The name and trade are its signs of identity. They must be in the main place and they must tell what you are going to find when you uncork a bottle.

For the image we were clear that it is a wine that is rooted in its land. It's Castril, it's Sierra, it's border, it's limestone, it's River. Then a suggestion came from a local artist and friend. He handed us a small book: Use the map that was made in 1754 for the Catastro of Ensenada. He was right, everything was there: The Town, the Church, the Castle, the River crossing La Peña, the names that still today are part of our geography: El Angel, La Caveza, Beracruz.

To come full circle look at the crops that surround the drawing of the town. At first we took them for olive trees. It was the logical thing, in Castril what there has always been is olive trees. Was it logical? Always olive grooves?
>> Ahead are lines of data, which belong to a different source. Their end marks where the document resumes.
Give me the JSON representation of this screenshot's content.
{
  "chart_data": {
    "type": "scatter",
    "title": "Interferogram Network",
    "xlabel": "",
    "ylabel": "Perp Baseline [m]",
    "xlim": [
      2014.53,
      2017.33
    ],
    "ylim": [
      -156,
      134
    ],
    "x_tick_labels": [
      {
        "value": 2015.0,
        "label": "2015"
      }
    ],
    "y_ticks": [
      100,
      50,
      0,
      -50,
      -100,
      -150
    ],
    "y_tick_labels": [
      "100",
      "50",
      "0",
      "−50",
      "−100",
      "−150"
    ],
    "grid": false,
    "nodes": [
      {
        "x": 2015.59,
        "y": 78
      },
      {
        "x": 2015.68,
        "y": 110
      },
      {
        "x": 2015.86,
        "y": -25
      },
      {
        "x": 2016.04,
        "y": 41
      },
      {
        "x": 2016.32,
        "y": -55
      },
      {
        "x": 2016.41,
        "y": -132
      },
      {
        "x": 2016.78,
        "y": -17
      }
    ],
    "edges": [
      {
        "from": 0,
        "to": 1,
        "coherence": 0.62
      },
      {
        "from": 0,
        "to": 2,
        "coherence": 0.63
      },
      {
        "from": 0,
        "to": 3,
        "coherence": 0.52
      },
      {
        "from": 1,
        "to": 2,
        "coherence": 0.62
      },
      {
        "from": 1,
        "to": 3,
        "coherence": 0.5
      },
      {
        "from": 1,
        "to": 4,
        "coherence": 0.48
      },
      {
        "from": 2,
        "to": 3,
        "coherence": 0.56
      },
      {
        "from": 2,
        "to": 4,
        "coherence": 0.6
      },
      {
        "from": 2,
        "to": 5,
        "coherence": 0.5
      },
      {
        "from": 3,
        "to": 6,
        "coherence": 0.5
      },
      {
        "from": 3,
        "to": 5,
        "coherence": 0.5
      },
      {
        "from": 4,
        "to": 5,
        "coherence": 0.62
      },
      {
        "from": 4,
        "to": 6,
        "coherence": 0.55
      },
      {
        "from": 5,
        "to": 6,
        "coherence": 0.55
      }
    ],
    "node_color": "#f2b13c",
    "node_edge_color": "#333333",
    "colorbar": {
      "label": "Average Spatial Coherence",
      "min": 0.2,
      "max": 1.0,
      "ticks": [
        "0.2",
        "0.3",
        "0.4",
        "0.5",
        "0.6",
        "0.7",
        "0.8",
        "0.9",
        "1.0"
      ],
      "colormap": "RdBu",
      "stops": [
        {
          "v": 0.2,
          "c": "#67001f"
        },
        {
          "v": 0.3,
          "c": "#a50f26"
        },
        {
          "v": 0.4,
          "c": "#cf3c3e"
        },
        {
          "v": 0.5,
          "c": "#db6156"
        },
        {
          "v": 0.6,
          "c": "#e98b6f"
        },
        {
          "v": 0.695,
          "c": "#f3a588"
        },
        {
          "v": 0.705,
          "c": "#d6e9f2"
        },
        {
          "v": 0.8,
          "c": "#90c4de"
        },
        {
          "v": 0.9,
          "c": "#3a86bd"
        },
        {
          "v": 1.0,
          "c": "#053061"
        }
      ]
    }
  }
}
In the six thousand fanegas of cultivated land that was declared in 1754, not only grape vines are cited, but also a thousand vineyard vines and their product considered to be fourteen arrovas of must [..] Each arrova of must four reales.

Therefore, yes, in Castril the vine was cultivated and wine was made, beyond private consumption, probably until the phylloxera epidemic ended it all up at the end of the 19th century. There we find a push, a wink, a certainty of history towards us, always believing in the roots and the land.

Ultimo Señorito picks up this centuries-old tradition and likes to think that it acts as a bridge with the present.